A local council and a youth support agency have both created DVDs for school students on how to deal with issues of same-sex attraction because education departments wouldn’t and the existing curriculum was leaving young people with unanswered concerns.

WA’s City of Melville health promotion officer Janet Armarego pushed for $100,000 in lottery and government funding to make a 50-minute film based on the troubles of six young men including self-esteem, coping with a break-up, how to come out to your mates, and taking a same-sex partner to the school formal.

Often boys don’t have anyone they can confide it, so they keep all their problems inside. We made the DVD because there wasn’t anything to help boys talk about their issues. The Education Department won’t do anything, Armarego said.

We produced a booklet several years ago after talking to a group of young men, but we felt a DVD would be more engaging. Watch-ing a group of boys with these issues makes it easier to talk about because they don’t have to admit anything about themselves.

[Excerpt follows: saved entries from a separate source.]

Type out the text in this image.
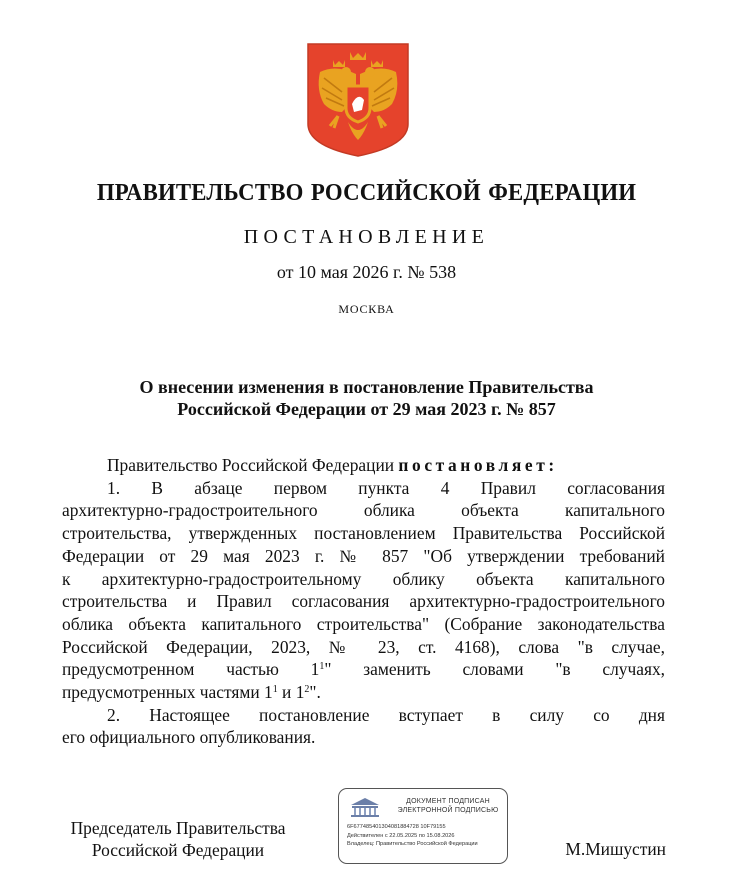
ПРАВИТЕЛЬСТВО РОССИЙСКОЙ ФЕДЕРАЦИИ
ПОСТАНОВЛЕНИЕ
от 10 мая 2026 г. № 538
МОСКВА
О внесении изменения в постановление Правительства
Российской Федерации от 29 мая 2023 г. № 857

Правительство Российской Федерации постановляет:

1. В абзаце первом пункта 4 Правил согласования

архитектурно-градостроительного облика объекта капитального

строительства, утвержденных постановлением Правительства Российской

Федерации от 29 мая 2023 г. № 857 "Об утверждении требований

к архитектурно-градостроительному облику объекта капитального

строительства и Правил согласования архитектурно-градостроительного

облика объекта капитального строительства" (Собрание законодательства

Российской Федерации, 2023, № 23, ст. 4168), слова "в случае,

предусмотренном частью $1^1$" заменить словами "в случаях,

предусмотренных частями $1^1$ и $1^2$".

2. Настоящее постановление вступает в силу со дня

его официального опубликования.

Председатель Правительства
Российской Федерации
ДОКУМЕНТ ПОДПИСАН
ЭЛЕКТРОННОЙ ПОДПИСЬЮ
6F677485401304081884728 10F79155
Действителен с 22.05.2025 по 15.08.2026
Владелец: Правительство Российской Федерации	М.Мишустин
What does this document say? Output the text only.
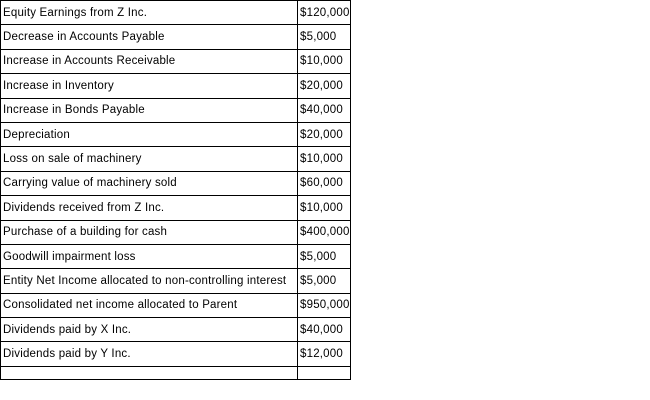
Equity Earnings from Z Inc.	$120,000
Decrease in Accounts Payable	$5,000
Increase in Accounts Receivable	$10,000
Increase in Inventory	$20,000
Increase in Bonds Payable	$40,000
Depreciation	$20,000
Loss on sale of machinery	$10,000
Carrying value of machinery sold	$60,000
Dividends received from Z Inc.	$10,000
Purchase of a building for cash	$400,000
Goodwill impairment loss	$5,000
Entity Net Income allocated to non-controlling interest	$5,000
Consolidated net income allocated to Parent	$950,000
Dividends paid by X Inc.	$40,000
Dividends paid by Y Inc.	$12,000
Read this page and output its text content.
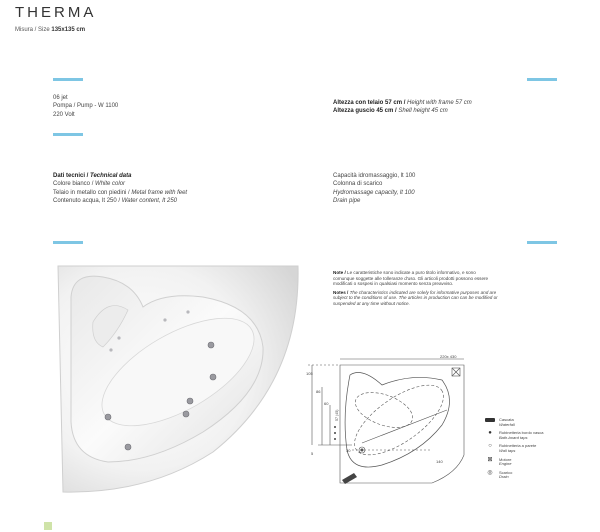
THERMA
Misura / Size 135x135 cm
06 jet
Pompa / Pump - W 1100
220 Volt
Altezza con telaio 57 cm / Height with frame 57 cm
Altezza guscio 45 cm / Shell height 45 cm
Dati tecnici / Technical data
Colore bianco / White color
Telaio in metallo con piedini / Metal frame with feet
Contenuto acqua, lt 250 / Water content, lt 250
Capacità idromassaggio, lt 100
Colonna di scarico
Hydromassage capacity, lt 100
Drain pipe
Note / Le caratteristiche sono indicate a puro titolo informativo, e sono comunque soggette alle tolleranze d'uso. Gli articoli prodotti possono essere modificati o sospesi in qualsiasi momento senza preavviso.
Notes / The characteristics indicated are solely for informative purposes and are subject to the conditions of use. The articles in production can can be modified or suspended at any time without notice.
220x 430
105
86
60
57 (45)
30
140
5
Cascata
Waterfall
●	Rubinetteria bordo vasca
Bath-board taps
○	Rubinetteria a parete
Wall taps
⊠	Motore
Engine
◎	Scarico
Drain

The 6 DVD is being used by WA schools and a number of youth support services across Australia, including in areas like Coffs Harbour and Sydney’s western suburbs. Much of it is based on real-life cases of coming out.

There was a rumour going around my son’s school that a boy would bring his boyfriend to the ball, Armarego said. She plans to send a free copy of the DVD to Brisbane’s Anglican Church Grammar School, which recently blocked a male student doing the same.

Things might be difficult now but it will get better, the film affirms, while mixing in humour and swearing that reflect the group of young men who drafted the script.

Inside Out, a youth service for same-sex attracted guys in Adelaide, has also ventured into the filmmaking business, producing a short about overcoming schoolyard taunts and self-harm.

Not Waving, Drowning screened at gay and lesbian film festivals around the world last year and Inside Out is offering it for use in schools along with another youth same-sex attraction documentary Butterfly Stories.

The DVDs from both City of Melville and Inside Out carry additional group-based classroom materials so teachers can encourage debate about strategies young people can use in these situations.